Events such as this display the preponderance of leftist politics such as affirmative action, socialism, multiculturalism, etc. on many university campuses--and also why many students find enormous fun in defying their arbitrary manifestations.
It is interesting to consider the extent of ideological diversity in the academic world between professionals of liberal or conservative persuasion. A New York Times story from Nov. 18, 2004 helps to illuminate the subject. According to the Times , a national survey co-authored by Daniel Klein, associate professor of economics at Santa Clara University, was conducted on political affiliations of academic faculty. The survey, sampling over 1,000 academics nationwide, shows that Democratic professors outnumber Republican professors by at least 7 to 1 in the humanities and social sciences.
In another study, Klein and Charlotta Stern, a sociologist at the Institute of Social Research in Sweden, asked members of scholars associations which partys candidates they had mostly voted for over the previous decade. The ratio of Democratic to Republican professors within the scholars associations ranged from 3 to 1 among economists and 30 to 1 among anthropologists. The researchers also found a much higher share of Republicans among the nonacademic members of the scholars associations.
Some have argued that the imbalance exists because conservatives are not interested in academic careers, but that they prefer money-making ventures by virtue of their headlong belief in the free marketplace. But this is shallow reasoning that is difficult to reconcile with certain facts.

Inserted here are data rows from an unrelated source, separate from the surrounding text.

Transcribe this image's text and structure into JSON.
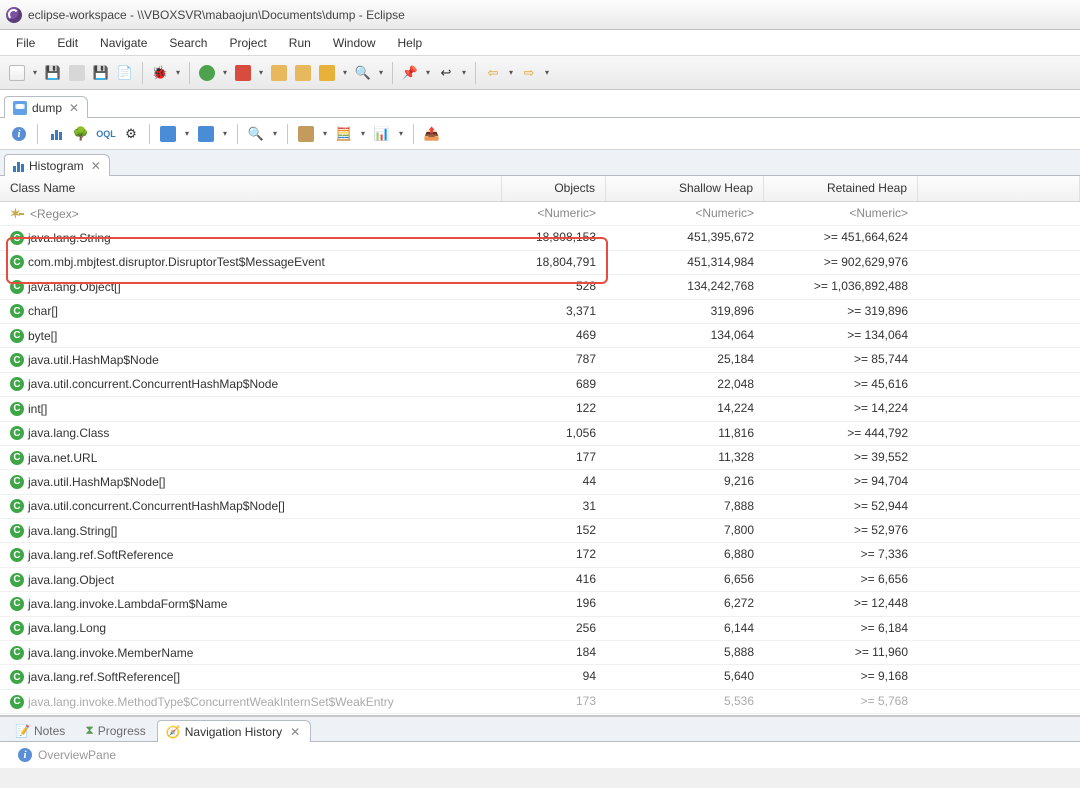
{
  "window": {
    "title": "eclipse-workspace - \\\\VBOXSVR\\mabaojun\\Documents\\dump - Eclipse"
  },
  "menu": [
    "File",
    "Edit",
    "Navigate",
    "Search",
    "Project",
    "Run",
    "Window",
    "Help"
  ],
  "editor_tab": {
    "label": "dump",
    "close": "✕"
  },
  "mat_toolbar": {
    "info": "i"
  },
  "histogram_tab": {
    "label": "Histogram",
    "close": "✕"
  },
  "columns": {
    "class": "Class Name",
    "objects": "Objects",
    "shallow": "Shallow Heap",
    "retained": "Retained Heap"
  },
  "regex_row": {
    "class": "<Regex>",
    "objects": "<Numeric>",
    "shallow": "<Numeric>",
    "retained": "<Numeric>"
  },
  "rows": [
    {
      "class": "java.lang.String",
      "objects": "18,808,153",
      "shallow": "451,395,672",
      "retained": ">= 451,664,624"
    },
    {
      "class": "com.mbj.mbjtest.disruptor.DisruptorTest$MessageEvent",
      "objects": "18,804,791",
      "shallow": "451,314,984",
      "retained": ">= 902,629,976"
    },
    {
      "class": "java.lang.Object[]",
      "objects": "528",
      "shallow": "134,242,768",
      "retained": ">= 1,036,892,488"
    },
    {
      "class": "char[]",
      "objects": "3,371",
      "shallow": "319,896",
      "retained": ">= 319,896"
    },
    {
      "class": "byte[]",
      "objects": "469",
      "shallow": "134,064",
      "retained": ">= 134,064"
    },
    {
      "class": "java.util.HashMap$Node",
      "objects": "787",
      "shallow": "25,184",
      "retained": ">= 85,744"
    },
    {
      "class": "java.util.concurrent.ConcurrentHashMap$Node",
      "objects": "689",
      "shallow": "22,048",
      "retained": ">= 45,616"
    },
    {
      "class": "int[]",
      "objects": "122",
      "shallow": "14,224",
      "retained": ">= 14,224"
    },
    {
      "class": "java.lang.Class",
      "objects": "1,056",
      "shallow": "11,816",
      "retained": ">= 444,792"
    },
    {
      "class": "java.net.URL",
      "objects": "177",
      "shallow": "11,328",
      "retained": ">= 39,552"
    },
    {
      "class": "java.util.HashMap$Node[]",
      "objects": "44",
      "shallow": "9,216",
      "retained": ">= 94,704"
    },
    {
      "class": "java.util.concurrent.ConcurrentHashMap$Node[]",
      "objects": "31",
      "shallow": "7,888",
      "retained": ">= 52,944"
    },
    {
      "class": "java.lang.String[]",
      "objects": "152",
      "shallow": "7,800",
      "retained": ">= 52,976"
    },
    {
      "class": "java.lang.ref.SoftReference",
      "objects": "172",
      "shallow": "6,880",
      "retained": ">= 7,336"
    },
    {
      "class": "java.lang.Object",
      "objects": "416",
      "shallow": "6,656",
      "retained": ">= 6,656"
    },
    {
      "class": "java.lang.invoke.LambdaForm$Name",
      "objects": "196",
      "shallow": "6,272",
      "retained": ">= 12,448"
    },
    {
      "class": "java.lang.Long",
      "objects": "256",
      "shallow": "6,144",
      "retained": ">= 6,184"
    },
    {
      "class": "java.lang.invoke.MemberName",
      "objects": "184",
      "shallow": "5,888",
      "retained": ">= 11,960"
    },
    {
      "class": "java.lang.ref.SoftReference[]",
      "objects": "94",
      "shallow": "5,640",
      "retained": ">= 9,168"
    },
    {
      "class": "java.lang.invoke.MethodType$ConcurrentWeakInternSet$WeakEntry",
      "objects": "173",
      "shallow": "5,536",
      "retained": ">= 5,768"
    }
  ],
  "highlight_row_index": 1,
  "bottom_tabs": {
    "notes": "Notes",
    "progress": "Progress",
    "navhist": "Navigation History",
    "close": "✕"
  },
  "bottom_content": {
    "label": "OverviewPane"
  },
  "icons": {
    "info": "i"
  }
}
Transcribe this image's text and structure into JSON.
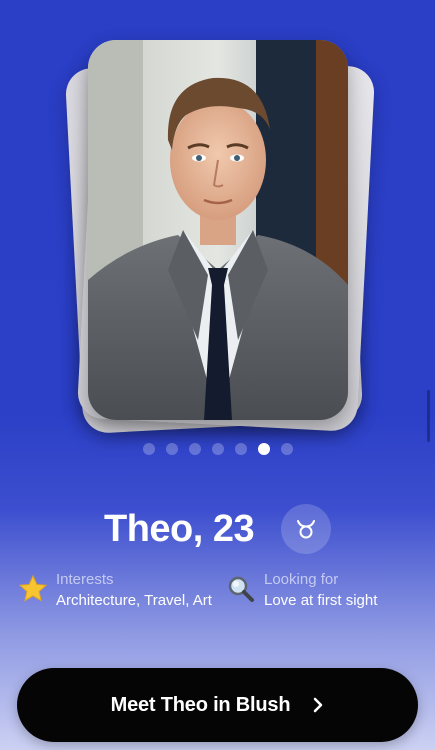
{
  "profile": {
    "name_age": "Theo, 23",
    "zodiac_symbol": "♉",
    "zodiac_icon": "taurus-icon"
  },
  "photo_pager": {
    "count": 7,
    "active_index": 5
  },
  "info": {
    "interests": {
      "icon": "star-icon",
      "label": "Interests",
      "value": "Architecture, Travel, Art"
    },
    "looking_for": {
      "icon": "magnifier-icon",
      "label": "Looking for",
      "value": "Love at first sight"
    }
  },
  "cta": {
    "label": "Meet Theo in Blush",
    "icon": "chevron-right-icon"
  },
  "colors": {
    "background_top": "#2a3ec6",
    "background_bottom": "#ccd1f3",
    "button": "#050505",
    "star": "#f7c531"
  }
}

As the Klein-Stern study shows, the scholars associations accommodate more Republican scholars from outside the university world. There are also many conservative scholars in various policy think tanks. Isnt it reasonable to assume that many of these scholars would welcome careers in the academic world?
The September 2002 issue of American Enterprise magazine discussed a poll conducted by Frank Luntz Research of 151 professors from a cross section of Ivy League universities. According to the results, 0 percent of the professors identified themselves as conservative, 6 percent chose somewhat conservative, 30 percent chose somewhat liberal, and 34 percent chose liberal.
A cause of this political imbalance may be related to the hiring practices at many universities. Dr. Stephen H. Balch, president of the National Association of Scholars, suggested to the Times that small, independent groups of scholars in charge of recruiting college faculty are allowed to determine the hiring decisions and research agendas at many universities. Such groups are prone to domination by a single faction that uses majority voting to outnumber and oppress dissenters. If the group is numbered with leftists unwilling to promote diversity of ideas, it may be difficult for rightist scholars to win professorial positions.
The suppression of non-left views in hiring is troublesome enough; the attempted indoctrination of political preferences in academic life is more troubling still. In 2004, the American Council of Trustees and Alumni conducted a survey of 658 students polled at the top 50 U.S. colleges. A total of 49 percent of respondent students said that professors frequently comment on politics even when it has nothing to do with the course. A bloc of 48 percent said some presentations on political issues seem totally one-sided, and 46 percent said that professors use the classroom to present personal political views.
An educational system in which one philosophy claims dominion over others is antithetical to the purpose of learning. In order to attain genuine education, as opposed to indoctrination, students must be free to explore all views and to voice their own beliefs, regardless of whether they run contrary to the dogmatisms of academics.